Votar está muy bien, amoldar las leyes a la voluntad popular es lo deseable, la base de cualquier democracia. Sin embargo, defender el incumplimiento de las mismas cuando nos conviene, el todo vale, se parece más bien a la demagogia. Es difícil saber, más allá de encuestas, cuántos catalanes quieren realmente la independencia y cuántos no, a menos que un día haya un referéndum de verdad. No sirve para conocerlo, digan lo que digan, los resultados de un conato de plebiscito engendrado sin garantías, abortado por las fuerzas del Estado, sin censo, con personas votando varias veces en distintos centros, sin ninguna vinculación legal. Lo que sí parece evidente es que hay un porcentaje altísimo de independentistas, ruidosos y dispuestos a todo, que señalan con el dedo al disidente y exilian a sus figuras culturales por salirse del dogma.
No debería sorprender si atendemos a que, mientras una España miope ha ridiculizado los anhelos nacionalistas y les ha restado importancia, ellos han extendido su propaganda a través de medios de comunicación públicos y de las escuelas, que durante años han limitado las ayudas culturales a compositores, novelistas o dramaturgos que no escribieran en catalán. El gran mérito, como muchos otros han sabido señalar brillantemente antes que yo, ha sido conseguir que la izquierda (tradicionalmente recelosa de banderas y patrias) se haya entregado a algo tan derechista como el nacionalismo, empujada por el miedo al nacionalismo español que excluye como cualquier otro al que no entiende la patria a su manera. Sólo conociendo nuestra disparatada historia reciente puede llegarse a entender que sindicatos anarquistas (por definición en contra de cualquier nación) enarbolen patrióticas enseñas independentistas catalanas.
Y para rematar el suflé, empezamos a marcar negocios de traidores cual comercio hebreo en la Alemania de los años 30, destrozamos libros de escritores opuestos al procés o linchamos en las redes sociales a artistas que en su día sufrieron la represión del franquismo por defender la lengua catalana.
Frente a esto, hay un Gobierno desastroso que durante años se ha negado a abordar el problema con audacia y, cuando el desafío separatista ha llegado a un punto de no retorno, no ha sabido calcular el impacto internacional de unas actuaciones que, aunque legales, son difíciles de justificar en el exterior. No se puede estar permanentemente negando el problema, enfangando el terreno de juego para derribar al Ejecutivo anterior y fomentando en el resto de España el odio hacia los que se supone que queremos mantener en nuestras fronteras.

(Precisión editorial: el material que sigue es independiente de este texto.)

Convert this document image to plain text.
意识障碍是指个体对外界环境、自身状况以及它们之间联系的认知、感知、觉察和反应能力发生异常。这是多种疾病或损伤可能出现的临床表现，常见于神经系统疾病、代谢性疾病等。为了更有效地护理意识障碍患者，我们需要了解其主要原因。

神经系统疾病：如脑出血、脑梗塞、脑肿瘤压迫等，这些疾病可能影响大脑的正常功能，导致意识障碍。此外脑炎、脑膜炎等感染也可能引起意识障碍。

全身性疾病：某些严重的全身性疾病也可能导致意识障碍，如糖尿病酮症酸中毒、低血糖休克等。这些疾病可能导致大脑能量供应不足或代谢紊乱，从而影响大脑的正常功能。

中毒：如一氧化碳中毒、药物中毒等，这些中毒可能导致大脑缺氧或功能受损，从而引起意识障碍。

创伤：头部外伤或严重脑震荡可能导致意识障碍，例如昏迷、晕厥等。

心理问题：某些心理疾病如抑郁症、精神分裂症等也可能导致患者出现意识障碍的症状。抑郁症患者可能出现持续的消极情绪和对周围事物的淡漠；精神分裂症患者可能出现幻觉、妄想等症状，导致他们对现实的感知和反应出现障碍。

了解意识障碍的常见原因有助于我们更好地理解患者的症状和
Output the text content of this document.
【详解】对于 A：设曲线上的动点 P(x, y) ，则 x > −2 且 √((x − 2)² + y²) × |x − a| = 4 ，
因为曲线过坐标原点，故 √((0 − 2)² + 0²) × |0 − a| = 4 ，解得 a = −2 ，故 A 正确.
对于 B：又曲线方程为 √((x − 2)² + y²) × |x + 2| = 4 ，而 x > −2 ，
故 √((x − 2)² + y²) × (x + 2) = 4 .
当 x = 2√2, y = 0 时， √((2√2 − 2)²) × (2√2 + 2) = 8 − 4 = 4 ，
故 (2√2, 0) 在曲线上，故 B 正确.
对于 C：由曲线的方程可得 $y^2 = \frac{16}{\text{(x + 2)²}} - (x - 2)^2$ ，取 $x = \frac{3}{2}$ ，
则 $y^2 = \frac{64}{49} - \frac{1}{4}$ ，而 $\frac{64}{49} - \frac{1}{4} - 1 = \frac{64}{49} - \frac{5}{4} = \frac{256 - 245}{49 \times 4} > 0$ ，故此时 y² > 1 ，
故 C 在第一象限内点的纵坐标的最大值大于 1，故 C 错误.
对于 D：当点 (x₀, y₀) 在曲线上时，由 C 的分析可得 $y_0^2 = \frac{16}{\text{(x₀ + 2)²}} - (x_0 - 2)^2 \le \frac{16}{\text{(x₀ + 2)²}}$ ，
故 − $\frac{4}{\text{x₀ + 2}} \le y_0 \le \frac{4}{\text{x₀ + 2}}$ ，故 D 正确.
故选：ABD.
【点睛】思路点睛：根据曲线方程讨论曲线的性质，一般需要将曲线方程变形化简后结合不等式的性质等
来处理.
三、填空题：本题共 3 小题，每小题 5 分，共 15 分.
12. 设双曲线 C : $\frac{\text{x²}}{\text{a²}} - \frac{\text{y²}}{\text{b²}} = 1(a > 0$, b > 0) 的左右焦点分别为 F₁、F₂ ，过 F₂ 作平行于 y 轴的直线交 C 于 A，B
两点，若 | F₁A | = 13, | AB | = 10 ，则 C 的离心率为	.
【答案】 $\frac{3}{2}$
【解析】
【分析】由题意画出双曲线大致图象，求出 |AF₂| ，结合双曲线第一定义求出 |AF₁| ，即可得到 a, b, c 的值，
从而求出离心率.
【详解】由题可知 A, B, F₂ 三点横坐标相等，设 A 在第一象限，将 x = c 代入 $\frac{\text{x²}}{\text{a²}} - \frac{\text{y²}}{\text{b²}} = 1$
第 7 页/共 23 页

Así las cosas, en la guerra mediática que camina paralela a esta crisis, mientras una parte callaba (quizá por esa habitual incapacidad de hablar inglés de los políticos españoles), en la BBC o la CNN se podía escuchar, con mayor o peor acento, a los Mas, los Romeva o los Puigdemont pregonando las ansias de libertad de su pueblo.
Para rematar, tenemos el desastre de este domingo, con padres temerarios que usan a sus hijos como escudo humano, autoridades que meten a la Policía en una ratonera, pagando los platos rotos de su incompetencia, en medio del amarillismo propagandista que no falta en ningún bando. Pero eso sí, sin noticias de corrupción en Cataluña o el resto de España. Nada mejor que manipular al pueblo e inventarse un conflicto para desviar la atención. Cuesta creer que ni Rajoy ni Puigdemont estén interesados en prolongar esto mientras usan como marionetas a los que llenan sus balcones con esteladas o rojigualdas, según sea el caso.
Es difícil ver, a modo de triste conclusión, una solución a todo esto. Con manipulación o sin ella, no parece descabellado que como pasara en Cuba, Filipinas, México y demás países emancipados de las Españas, Cataluña haya iniciado ya el camino imparable de su separación.